Hamstring Stretch (laying down)
- Lie with back on floor or bed with both legs bent.
- Slowly lift one leg, still bent, and bring your knee back toward your chest.
- Link your hands behind your thigh, not your knee, and straighten your leg.
- Pull your straight leg back toward your head until you feel the stretch.
- Hold for 30 to 60 seconds, then slowly bend your knee and lower your leg. Do this one time for each leg.
- Half-SquatStand with your feet shoulder-distance apart and stretch your arms out in front of you.
- Slowly bend your knees until you’re in a half-sitting position. Hold on to a chair for balance, if necessary.
- Keep your back straight and chest lifted without bending forward.
- With your feet flat on the floor, hold for 5 seconds, then slowly stand back up. Repeat ten times, working up to three sets of ten.
- Stand between two chairs and hold on to them for balance.
- Lift one leg about 12 inches and hold it out in front of you.
- Slowly, keeping your back straight, bend the other leg and lower your body a few inches, as if you were about to sit in a chair. Don’t cross the lifted leg in front of the bent leg.
- Hold for 5 seconds and straighten back up.

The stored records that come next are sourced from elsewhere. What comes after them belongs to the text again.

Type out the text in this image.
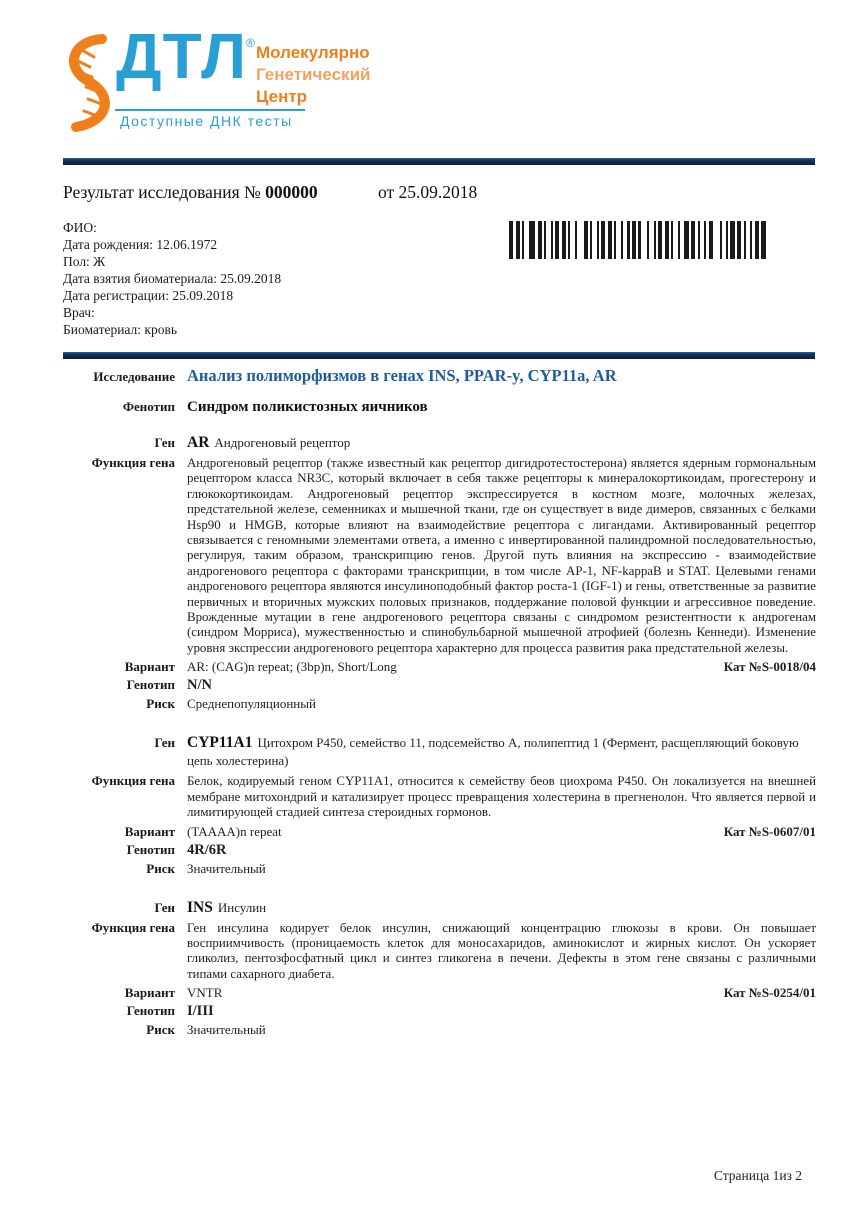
ДТЛ ® Молекулярно
Генетический
Центр
Доступные ДНК тесты
Результат исследования № 000000	от 25.09.2018
ФИО:
Дата рождения: 12.06.1972
Пол: Ж
Дата взятия биоматериала: 25.09.2018
Дата регистрации: 25.09.2018
Врач:
Биоматериал: кровь
Исследование Анализ полиморфизмов в генах INS, PPAR-y, CYP11a, AR
Фенотип Синдром поликистозных яичников
Ген AR Андрогеновый рецептор
Функция гена Андрогеновый рецептор (также известный как рецептор дигидротестостерона) является ядерным гормональным рецептором класса NR3C, который включает в себя также рецепторы к минералокортикоидам, прогестерону и глюкокортикоидам. Андрогеновый рецептор экспрессируется в костном мозге, молочных железах, предстательной железе, семенниках и мышечной ткани, где он существует в виде димеров, связанных с белками Hsp90 и HMGB, которые влияют на взаимодействие рецептора с лигандами. Активированный рецептор связывается с геномными элементами ответа, а именно с инвертированной палиндромной последовательностью, регулируя, таким образом, транскрипцию генов. Другой путь влияния на экспрессию - взаимодействие андрогенового рецептора с факторами транскрипции, в том числе AP-1, NF-kappaB и STAT. Целевыми генами андрогенового рецептора являются инсулиноподобный фактор роста-1 (IGF-1) и гены, ответственные за развитие первичных и вторичных мужских половых признаков, поддержание половой функции и агрессивное поведение. Врожденные мутации в гене андрогенового рецептора связаны с синдромом резистентности к андрогенам (синдром Морриса), мужественностью и спинобульбарной мышечной атрофией (болезнь Кеннеди). Изменение уровня экспрессии андрогенового рецептора характерно для процесса развития рака предстательной железы.
Вариант AR: (CAG)n repeat; (3bp)n, Short/Long	Кат №S-0018/04
Генотип N/N
Риск Среднепопуляционный
Ген CYP11A1 Цитохром P450, семейство 11, подсемейство A, полипептид 1 (Фермент, расщепляющий боковую цепь холестерина)
Функция гена Белок, кодируемый геном CYP11A1, относится к семейству беов циохрома P450. Он локализуется на внешней мембране митохондрий и катализирует процесс превращения холестерина в прегненолон. Что является первой и лимитирующей стадией синтеза стероидных гормонов.
Вариант (TAAAA)n repeat	Кат №S-0607/01
Генотип 4R/6R
Риск Значительный
Ген INS Инсулин
Функция гена Ген инсулина кодирует белок инсулин, снижающий концентрацию глюкозы в крови. Он повышает восприимчивость (проницаемость клеток для моносахаридов, аминокислот и жирных кислот. Он ускоряет гликолиз, пентозфосфатный цикл и синтез гликогена в печени. Дефекты в этом гене связаны с различными типами сахарного диабета.
Вариант VNTR	Кат №S-0254/01
Генотип I/III
Риск Значительный
Страница 1из 2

- Repeat and switch legs to complete one set of four leg dips for both legs. Try to work up to three sets.
Advancing Options for Knee OA
Walking and water aerobics are other great exercises for knee osteoarthritis. While staying active is beneficial, treatment options may be necessary in more advanced cases. New therapies are under evaluation in research studies that may potentially improve the detection and treatment of OA.